CHAPTER
5: Control your emotions or get out of the fire
Clear your head. Your a
logical creature and your being forced down a path of emotion which
is not your natural realm. If you have to remove yourself from the
situation. A simple premise is if the person can not be reasoned with
your dealing with a fool. Do not let an idiot beat you up with their
experience. Not everything asked must be answered.
You spouse has an advantage
in the emotional realm. This is why they want to drive you into to
it. We can not always express and control our emotions well and it
comes out in unintended forms like anger (undeveloped emotion). All
they need is you to slip up and just even claim violence and your
ejected from your home. It also will made their case stronger to have
even more custody if you have children. So just don't.

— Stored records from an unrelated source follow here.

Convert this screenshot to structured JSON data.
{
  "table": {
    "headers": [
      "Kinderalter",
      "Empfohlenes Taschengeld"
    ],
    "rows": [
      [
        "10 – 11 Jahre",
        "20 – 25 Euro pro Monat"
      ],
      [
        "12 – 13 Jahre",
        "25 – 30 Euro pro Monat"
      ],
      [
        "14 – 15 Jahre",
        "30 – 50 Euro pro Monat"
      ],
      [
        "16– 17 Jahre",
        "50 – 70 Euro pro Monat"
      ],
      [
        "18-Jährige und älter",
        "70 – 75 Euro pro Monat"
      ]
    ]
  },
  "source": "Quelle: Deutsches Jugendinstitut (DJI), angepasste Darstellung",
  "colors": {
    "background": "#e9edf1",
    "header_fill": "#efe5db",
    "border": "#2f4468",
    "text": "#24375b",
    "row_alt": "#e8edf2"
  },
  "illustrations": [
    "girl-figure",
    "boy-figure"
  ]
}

Easily said don't respond,
but they are going to be trying very hard using everything they know
about you against you. What can you do? The answer is silence. You
can not get in trouble by remaining silent. Same methodology utilized
in counseling. You want to show they they are being irrational and
are uncontrolled. Give them as much rope as they need to hang
themselves. There own anger and bitterness will start to isolate them
from everyone that sees your struggle and stamina. This is truly he
high road. Now, if you have slipped off the high road. The answer is
ask for forgiveness make it formal. State that they also did things
that spurred it on, but you are willing to forgive if they are. Get
it in writing if you can. Not super detailed. Its more important to
have the understanding your spouse is not under any deres (like you
are harassing them or showed aggression anywhere near them or the
kids). In the eyes of he law you are a wild animal that if you show
any signs you should be put down.
It is not bad to have an
outlet. Ideally one with no string attached. The uninterested party
(not your best friend that is friends with your spouse or anyone that
knows your spouse), ask if you can sit down and explain what you are
seeing and you concerns. These need not be emotions, but emotions
most likely will be involved either way. It's a good sanity check to
make sure you know you not just out of touch with reality and making
something out of nothing. Pastors, trusted friends of the family,
family members that know you well ect... also work. Odds are they
will ask you if you have been able to somehow ask your spouse and
told them about your concerns. If you did and odds are you have
already. It was a fight, they did not listen to your concern and
voiced their own. They are thinking only of themselves.